Teaching Experiment Center of Biotechnology, Harbin Medical University, Harbin, 150086, Heilongjiang, China.
Med Oncol. 2022 May 16;39(5):94. doi: 10.1007/s12032-022-01689-w.
Prostate cancer (PCa) is the second most common cause of cancer-related mortality in men. Prostate cancer metastasis usually observed at the last stage is the major cause of prostate cancer-related death. Long non-coding RNAs were reported to be involved in tumorigenesis and progression of prostate cancer. This study aimed to investigate the effects and related mechanisms of AC245100.4 in prostate cancer. Knockdown and overexpression of AC245100.4 was used to detect the effect of AC245100.4 on cell migration. qRT-PCR was used to confirm the downstream target of AC245100.4. RAP-MS was used to find pathways related to AC245100.4. Western blot was performed to detect the expression of p-p38 and p38. We found that AC245100.4 promoted the migration of prostate cancer cells via regulating PAR2. The AC245100.4 or PAR2 knockdown resulted in a decrease in Vimentin but an increase in E-cadherin protein levels, while the AC245100.4 or PAR2 overexpression got the opposite results. Moreover, we discovered that AC245100.4 activated the p38-MAPK via regulating PAR2. In brief, these results have suggested that AC245100.4 and PAR2 served as oncogenic factors in cellular migration in PCa cells.
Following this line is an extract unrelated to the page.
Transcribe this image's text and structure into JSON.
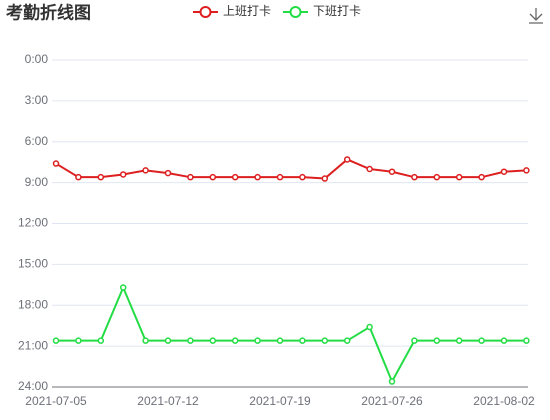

前列腺癌(PCa)是男性癌症相关死亡的第二大主要原因。前列腺癌转移通常发生在晚期,是导致前列腺癌相关死亡的主要原因。长链非编码 RNA 被报道参与前列腺癌的发生和发展。本研究旨在探讨 AC245100.4 在前列腺癌中的作用及相关机制。通过敲低和过表达 AC245100.4 来检测 AC245100.4 对细胞迁移的影响。qRT-PCR 用于确认 AC245100.4 的下游靶标。RAP-MS 用于寻找与 AC245100.4 相关的途径。Western blot 用于检测 p-p38 和 p38 的表达。我们发现 AC245100.4 通过调节 PAR2 促进前列腺癌细胞的迁移。AC245100.4 或 PAR2 的敲低导致波形蛋白减少,E-钙黏蛋白增加,而 AC245100.4 或 PAR2 的过表达则得到相反的结果。此外,我们发现 AC245100.4 通过调节 PAR2 激活 p38-MAPK。总之,这些结果表明 AC245100.4 和 PAR2 作为致癌因子在前列腺癌细胞的细胞迁移中发挥作用。